In those 10-15 minutes, Thomas ruined everything that made this show what it was. He destroyed the entire message of season four and all of the progress his title character had made. He took a series that we would have done anything for and obliterated it for reasons we’ll never understand. It’s a slap in the face to every single fan that ever watched, donated, promoted and loved Veronica Mars.
Logan’s death cuts so deep. He deserved so much better than what he got and so did the fans. I can’t even think about past episodes or the movies without feeling a physical pain in my heart. It wasn’t supposed to end like this. This revival was supposed to bring us joy and closure and all it did was destroy us. If this is the way Thomas wanted his characters to go, it was his right. But it’s also our right as fans to not like it and feel cheated because not only was his death unnecessary and pointless, the way Thomas wrote it was unfair and cruel.
I’ll keep saying it because it’s the cussing truth: Logan Echolls deserved so much more…I just can’t handle this.
NEXT SEASON SPECULATION
Real talk: unless Rob Thomas fixes this massive disservice to fans, there shouldn’t be a season five. And before any one even tries to say that I’m not a “loyal fan” because I feel this way, you can take that shit and go somewhere with it. I have loved Veronica Mars for 15 years and have promoted it in every fashion within my control. I have cried and laughed and grown with this show. I have invested my soul and my heart and the thanks that I and so many other fans got was a shit show of a reboot and a feeling of betrayal that will never go away.
“But TV shows and writers don’t owe fans anything”…this trope might be true for other shows but in a franchise where the fans literally funded their second chance, we deserved better. It’s not about fan service or ships; it’s about showing the respect to your fans and not shitting on something you gave us for no reason other than to create drama. Am I upset because #LoVe was literally obliterated 10 seconds after getting married? Of course but it’s more than that. It’s the fact that we were baited and mislead. It’s the fact that the message we received from this reboot is that living in your trauma is the only way you can be strong and survive. That if you’ve gone through hard times, you’ll never heal from it. You’ll never soften or become a tender person who is vulnerable. That if you lose everything you’ve ever loved, you’ll be better for it.

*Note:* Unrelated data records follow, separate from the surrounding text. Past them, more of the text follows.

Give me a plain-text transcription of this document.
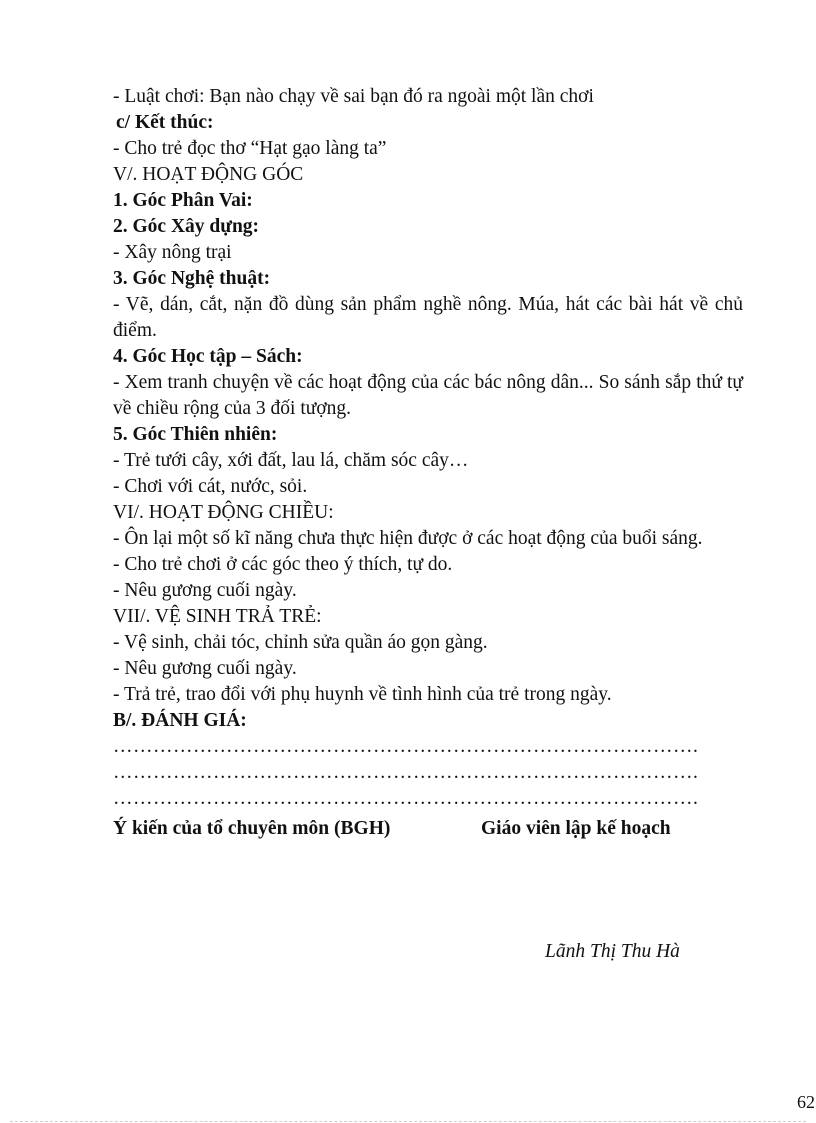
- Luật chơi: Bạn nào chạy về sai bạn đó ra ngoài một lần chơi

c/ Kết thúc:

- Cho trẻ đọc thơ “Hạt gạo làng ta”

V/. HOẠT ĐỘNG GÓC

1. Góc Phân Vai:

2. Góc Xây dựng:

- Xây nông trại

3. Góc Nghệ thuật:

- Vẽ, dán, cắt, nặn đồ dùng sản phẩm nghề nông. Múa, hát các bài hát về chủ điểm.

4. Góc Học tập – Sách:

- Xem tranh chuyện về các hoạt động của các bác nông dân... So sánh sắp thứ tự về chiều rộng của 3 đối tượng.

5. Góc Thiên nhiên:

- Trẻ tưới cây, xới đất, lau lá, chăm sóc cây…

- Chơi với cát, nước, sỏi.

VI/. HOẠT ĐỘNG CHIỀU:

- Ôn lại một số kĩ năng chưa thực hiện được ở các hoạt động của buổi sáng.

- Cho trẻ chơi ở các góc theo ý thích, tự do.

- Nêu gương cuối ngày.

VII/. VỆ SINH TRẢ TRẺ:

- Vệ sinh, chải tóc, chỉnh sửa quần áo gọn gàng.

- Nêu gương cuối ngày.

- Trả trẻ, trao đổi với phụ huynh về tình hình của trẻ trong ngày.

B/. ĐÁNH GIÁ:

…………………………………………………………………………….

…………………………………………………………………………….

…………………………………………………………………………….

Ý kiến của tổ chuyên môn (BGH)	Giáo viên lập kế hoạch
Lãnh Thị Thu Hà
62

A long time ago, we used to be friends with this beautiful story but now it’s been ruined by a pointless plot and an unnecessary death and I’m left feeling empty and numb. It wasn’t supposed to be this way…
Veronica Mars is now streaming on Hulu. (Watch at your own risk.)
Thank you for this, Lacy. I agree 100% with everything you have said here. Now, more than two years later, I’m still perplexed by Rob Thomas’s fiasco of a finale. Still trying to understand how he could ruin the show so thoughtlessly. He said it was a gamble, that it might be a “bad bet.” Yes, it was, and we all lost. I admit that there is a tiny spark of hope that maybe he will see the light and realize that I must be revived for Veronica Mars to survive. I am holding on to a hope that I will one day hold Veronica in my arms again. Until that day, I’ll keep waiting. I would like to believe that I will always come back.